Date of Award

Spring 2007

Document Type

Dissertation - Restricted

Degree Name

Doctor of Philosophy (PhD)



First Advisor

Hoeveler, Diane L.

Second Advisor

Ratcliffe, Krista

Third Advisor

Blair, Amy


Both as an undergraduate and a graduate student, I was always fascinated by the manner in which fictional texts tied the identity of female characters to representations of their physical bodies. Whatever the genre-whether I studied Chaucerian verse, the 18th century novel, postmodern drama, or popular romance, for example-fictional works of all types brought to light the cultural objectification and commodification of the beautiful female body in Western culture. Furthermore, countless texts made a connection between a female character's appearance and the way her life took shape.

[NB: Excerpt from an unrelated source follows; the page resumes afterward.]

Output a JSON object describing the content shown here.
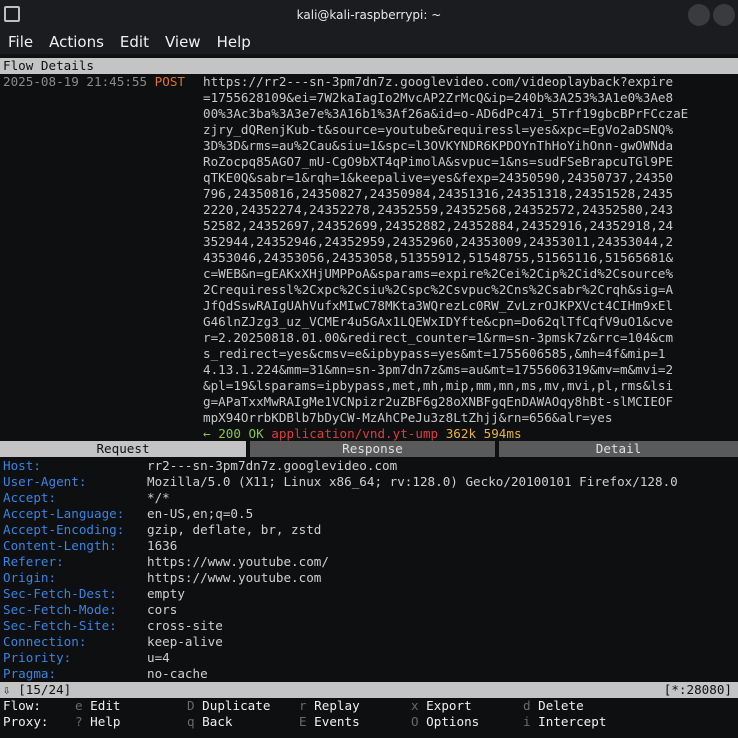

These literary works suggested that the possibilities open to a woman and what happened to her within the text at hand always depended, in some way, on her appearance. From my early study of female literary characters, there emerged a clear understanding of the cultural significance of "feminine" beauty and its ties to a narrowly defined fictional heroine, a very specific archetype of womanhood laid out in imaginative texts. Yet, as time went on, the prevalence of this one type of heroine also drew my attention to what was missing in fictional literature: alternative models of womanhood. The dissertation that follows interrogates how women in society are affected by our cultural obsession with a very narrow ideal of womanhood, and how the small number of literary texts that do feature physically imperfect female characters challenge our stigmatization of physical difference. While an exhaustive study of alternative heroines is beyond the scope of this dissertation, my analysis includes women in three, often overlapping, categories: fat women, mid-life women, and disabled women. Through my exploration of literature focused on body size, age, and disability I aim to draw attention to the social problems created by our cultural overvaluation of physical beauty and expose the negative effects of the stigmatization of bodily difference. It is my hope that this work will pave the way for new ways of thinking about the myths that shape the lives of women, and aid in the development of diversity among the archetypal women that shape these influential myths.